Knowing my feelings about children already, I figured it would be interesting to get the viewpoint of people who genuinely want children.
Long and the short of the 2 page article? Having kids doesn't actually make you smarter, unless you use a person's ability to take care of children as an indicator of intelligence. Maybe it's just my rigid vernacular structure, but I was hoping for actual Wechsler or Stanford-Binet data where we compared the IQ scores of people before and after they have kids.
What the article is actually about?
...certain parts of a mom's brain actually grow during pregnancy and during the postpartum period, leaving us slightly larger in specific areas - including those that deal with maternal motivation (hypothalamus), reward and emotional processing (substantia nigra and amygdala), sensory integration (parietal lobe), and reasoning and judgement (prefrontal cortex).
The article goes on to say that you also create a lot more neurons and neural connections during pregnancy. I argue against this because your brain deals with any new experience by trying to connect established neural pathways or by creating new ones. Treating this like a unique and amazing occurrence that only happens when you're having a baby is bullshit.
Being a mother changed the brains of female rats enough that they were able to plan ahead to be sure that they had enough food and water to feed their pups.

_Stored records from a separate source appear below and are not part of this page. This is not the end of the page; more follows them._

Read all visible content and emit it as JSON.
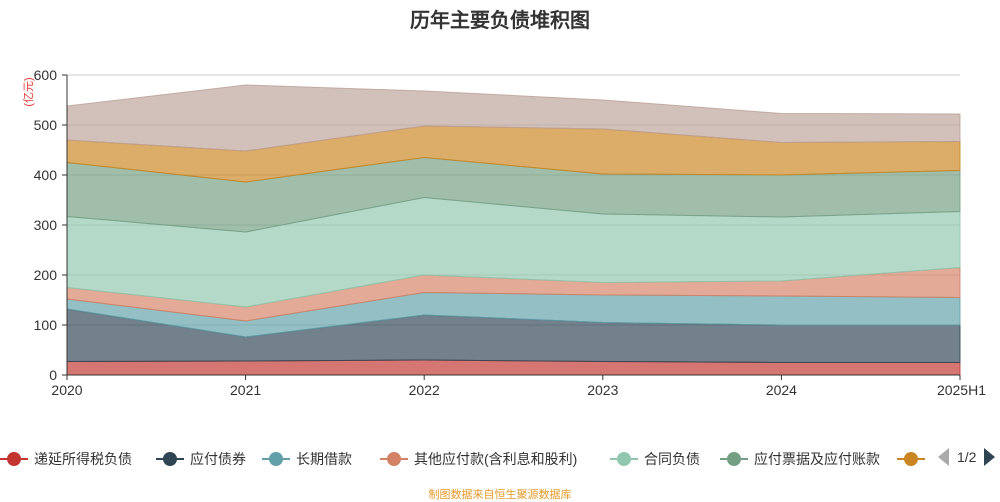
{
  "title": "历年主要负债堆积图",
  "source_note": "制图数据来自恒生聚源数据库",
  "pager": {
    "label": "1/2"
  },
  "chart_data": {
    "type": "area",
    "stacked": true,
    "title": "历年主要负债堆积图",
    "ylabel": "(亿元)",
    "x": [
      "2020",
      "2021",
      "2022",
      "2023",
      "2024",
      "2025H1"
    ],
    "ylim": [
      0,
      600
    ],
    "yticks": [
      0,
      100,
      200,
      300,
      400,
      500,
      600
    ],
    "grid": true,
    "legend_position": "bottom",
    "series": [
      {
        "name": "递延所得税负债",
        "color": "#c23531",
        "values": [
          27,
          28,
          30,
          27,
          25,
          25
        ]
      },
      {
        "name": "应付债券",
        "color": "#2f4554",
        "values": [
          105,
          48,
          90,
          78,
          75,
          75
        ]
      },
      {
        "name": "长期借款",
        "color": "#61a0a8",
        "values": [
          20,
          32,
          45,
          55,
          58,
          55
        ]
      },
      {
        "name": "其他应付款(含利息和股利)",
        "color": "#d48265",
        "values": [
          23,
          28,
          35,
          25,
          30,
          60
        ]
      },
      {
        "name": "合同负债",
        "color": "#91c7ae",
        "values": [
          142,
          150,
          155,
          137,
          128,
          112
        ]
      },
      {
        "name": "应付票据及应付账款",
        "color": "#749f83",
        "values": [
          108,
          100,
          80,
          80,
          84,
          82
        ]
      },
      {
        "name": "",
        "color": "#ca8622",
        "values": [
          45,
          62,
          63,
          90,
          65,
          58
        ]
      },
      {
        "name": "",
        "color": "#bda29a",
        "values": [
          68,
          132,
          70,
          58,
          58,
          55
        ]
      }
    ]
  }
}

Similarly to the last point, this has nothing to do with being "smart" and more to do with being a good parent. I'm not trying to specifically define "smart." If you get a 600 on your math SATs and a 100 on your verbal, you're still incredibly intelligent in math. Reverse, and you're incredibly intelligent with your verbal skills. The moral of the story is that having a baby does things to your brain that hopefully will make you a better parent. It doesn't increase your intelligence in any other areas.

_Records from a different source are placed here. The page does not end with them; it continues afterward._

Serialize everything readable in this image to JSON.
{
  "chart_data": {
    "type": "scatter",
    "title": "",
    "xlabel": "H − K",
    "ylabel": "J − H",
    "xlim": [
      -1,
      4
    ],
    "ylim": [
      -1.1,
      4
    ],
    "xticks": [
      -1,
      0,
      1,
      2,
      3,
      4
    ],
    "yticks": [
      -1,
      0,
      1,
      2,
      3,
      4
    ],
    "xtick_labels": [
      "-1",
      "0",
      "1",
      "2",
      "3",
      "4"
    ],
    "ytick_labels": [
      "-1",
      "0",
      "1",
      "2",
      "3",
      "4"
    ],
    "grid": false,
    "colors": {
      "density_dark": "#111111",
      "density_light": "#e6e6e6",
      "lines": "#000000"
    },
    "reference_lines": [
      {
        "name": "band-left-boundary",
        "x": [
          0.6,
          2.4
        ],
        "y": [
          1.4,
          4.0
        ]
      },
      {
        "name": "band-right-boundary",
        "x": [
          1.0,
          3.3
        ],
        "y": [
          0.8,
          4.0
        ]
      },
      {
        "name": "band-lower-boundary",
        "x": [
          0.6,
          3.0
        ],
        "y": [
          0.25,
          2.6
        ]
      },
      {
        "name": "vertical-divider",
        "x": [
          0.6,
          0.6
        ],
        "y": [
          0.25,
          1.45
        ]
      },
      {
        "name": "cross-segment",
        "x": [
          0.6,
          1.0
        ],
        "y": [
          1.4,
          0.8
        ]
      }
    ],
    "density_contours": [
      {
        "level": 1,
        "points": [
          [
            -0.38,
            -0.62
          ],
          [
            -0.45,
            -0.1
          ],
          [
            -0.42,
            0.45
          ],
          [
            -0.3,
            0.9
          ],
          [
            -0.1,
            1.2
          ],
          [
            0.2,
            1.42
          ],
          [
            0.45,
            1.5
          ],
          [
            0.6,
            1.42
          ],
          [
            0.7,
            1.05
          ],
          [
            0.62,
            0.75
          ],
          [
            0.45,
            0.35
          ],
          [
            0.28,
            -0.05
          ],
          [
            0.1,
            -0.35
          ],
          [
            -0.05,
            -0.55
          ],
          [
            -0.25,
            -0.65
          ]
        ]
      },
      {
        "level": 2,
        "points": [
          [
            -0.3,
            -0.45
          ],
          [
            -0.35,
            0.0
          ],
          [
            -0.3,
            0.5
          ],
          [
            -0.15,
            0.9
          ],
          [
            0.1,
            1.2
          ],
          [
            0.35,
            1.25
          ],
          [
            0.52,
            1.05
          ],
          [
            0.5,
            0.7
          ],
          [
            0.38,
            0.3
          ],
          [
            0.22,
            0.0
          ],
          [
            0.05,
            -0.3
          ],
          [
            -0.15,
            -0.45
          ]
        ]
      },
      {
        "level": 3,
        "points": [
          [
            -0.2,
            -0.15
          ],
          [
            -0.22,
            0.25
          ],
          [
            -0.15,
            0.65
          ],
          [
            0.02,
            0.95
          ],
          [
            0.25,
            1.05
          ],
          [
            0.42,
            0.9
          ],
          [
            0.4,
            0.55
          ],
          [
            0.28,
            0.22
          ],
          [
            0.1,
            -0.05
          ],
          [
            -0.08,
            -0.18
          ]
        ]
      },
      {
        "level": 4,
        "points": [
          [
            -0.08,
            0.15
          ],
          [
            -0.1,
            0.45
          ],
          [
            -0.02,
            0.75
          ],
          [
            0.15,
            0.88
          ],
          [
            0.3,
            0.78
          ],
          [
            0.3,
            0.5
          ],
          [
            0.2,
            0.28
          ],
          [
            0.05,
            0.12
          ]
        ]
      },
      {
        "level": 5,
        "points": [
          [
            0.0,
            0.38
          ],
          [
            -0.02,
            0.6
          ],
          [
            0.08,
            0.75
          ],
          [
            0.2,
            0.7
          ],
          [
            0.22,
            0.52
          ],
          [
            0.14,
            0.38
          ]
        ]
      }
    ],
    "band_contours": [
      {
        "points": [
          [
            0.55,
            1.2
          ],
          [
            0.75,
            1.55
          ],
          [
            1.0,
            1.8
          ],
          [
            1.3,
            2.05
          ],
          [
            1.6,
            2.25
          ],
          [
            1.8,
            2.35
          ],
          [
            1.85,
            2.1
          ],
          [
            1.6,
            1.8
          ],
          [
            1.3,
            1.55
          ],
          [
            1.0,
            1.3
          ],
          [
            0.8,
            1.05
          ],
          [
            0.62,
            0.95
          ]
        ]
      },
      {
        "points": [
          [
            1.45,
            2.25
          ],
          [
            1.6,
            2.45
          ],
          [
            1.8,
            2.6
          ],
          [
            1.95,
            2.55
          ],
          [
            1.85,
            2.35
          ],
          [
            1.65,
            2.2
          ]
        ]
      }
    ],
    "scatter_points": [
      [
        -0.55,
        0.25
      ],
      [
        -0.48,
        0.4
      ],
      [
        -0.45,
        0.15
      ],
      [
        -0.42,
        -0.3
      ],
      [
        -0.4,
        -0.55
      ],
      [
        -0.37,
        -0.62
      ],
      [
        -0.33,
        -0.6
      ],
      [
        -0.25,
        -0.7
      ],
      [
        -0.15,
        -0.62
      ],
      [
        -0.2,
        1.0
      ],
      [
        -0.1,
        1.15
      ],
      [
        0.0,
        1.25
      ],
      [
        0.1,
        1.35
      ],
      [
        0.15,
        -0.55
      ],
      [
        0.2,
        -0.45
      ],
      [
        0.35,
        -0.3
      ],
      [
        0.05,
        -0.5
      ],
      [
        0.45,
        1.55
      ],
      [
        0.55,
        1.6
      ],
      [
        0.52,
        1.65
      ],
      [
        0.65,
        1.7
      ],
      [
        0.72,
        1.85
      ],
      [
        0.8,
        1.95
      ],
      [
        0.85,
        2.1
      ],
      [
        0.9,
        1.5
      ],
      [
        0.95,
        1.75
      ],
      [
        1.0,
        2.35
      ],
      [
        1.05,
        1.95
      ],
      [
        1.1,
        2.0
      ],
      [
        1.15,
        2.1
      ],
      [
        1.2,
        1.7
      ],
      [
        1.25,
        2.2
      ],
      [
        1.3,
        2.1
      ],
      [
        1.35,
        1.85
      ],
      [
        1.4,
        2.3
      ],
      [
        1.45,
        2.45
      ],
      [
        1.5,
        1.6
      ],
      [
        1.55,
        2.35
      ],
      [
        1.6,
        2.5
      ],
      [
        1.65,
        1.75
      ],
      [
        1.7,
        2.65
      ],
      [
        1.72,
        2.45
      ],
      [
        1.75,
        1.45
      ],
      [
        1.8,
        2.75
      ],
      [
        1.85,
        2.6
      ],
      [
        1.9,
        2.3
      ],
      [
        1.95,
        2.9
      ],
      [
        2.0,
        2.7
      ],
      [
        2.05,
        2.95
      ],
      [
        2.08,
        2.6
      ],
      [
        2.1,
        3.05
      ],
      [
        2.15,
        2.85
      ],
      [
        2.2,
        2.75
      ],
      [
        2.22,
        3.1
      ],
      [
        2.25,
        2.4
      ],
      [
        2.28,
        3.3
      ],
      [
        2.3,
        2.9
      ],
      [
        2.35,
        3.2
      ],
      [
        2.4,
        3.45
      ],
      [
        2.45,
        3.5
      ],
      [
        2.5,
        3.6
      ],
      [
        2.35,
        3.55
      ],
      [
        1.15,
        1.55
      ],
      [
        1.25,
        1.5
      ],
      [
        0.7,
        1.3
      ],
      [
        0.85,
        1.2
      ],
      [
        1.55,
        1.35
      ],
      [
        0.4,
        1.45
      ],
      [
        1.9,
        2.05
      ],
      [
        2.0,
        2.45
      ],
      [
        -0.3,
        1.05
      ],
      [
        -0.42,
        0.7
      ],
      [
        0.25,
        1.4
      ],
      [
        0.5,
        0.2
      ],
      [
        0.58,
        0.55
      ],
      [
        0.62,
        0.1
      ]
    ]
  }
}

It's as if our brains know that nourishing our children (and perhaps even getting in and out of the grocery store in record time) is more important than recalling the trivial information we tend to bank on.
The specific "trivial information" the article is referencing is knowing which Shakespeare play, "to be or not to be," comes from. It's as if knowing how to change a diaper (or, in the case of this article, shop for groceries in an efficient manner), completely obliterates the need to know general things about Shakespeare. If you know one, you literally have no fucking clue about the other. I'd also like to ask what the fuck we're "banking" our knowledge of Shakespeare on before we have children? Is it the final Jeopardy question?
Current evidence suggests that mother rats get an additional boost [of brainpower] after a second pregnancy.
This is in a sidebar, which means it's one of those quickly accessible factoids that people with not enough time/attention span to read the entire article (attention: new mothers!) will be able to quote. It's also a subtle incentive to have more children.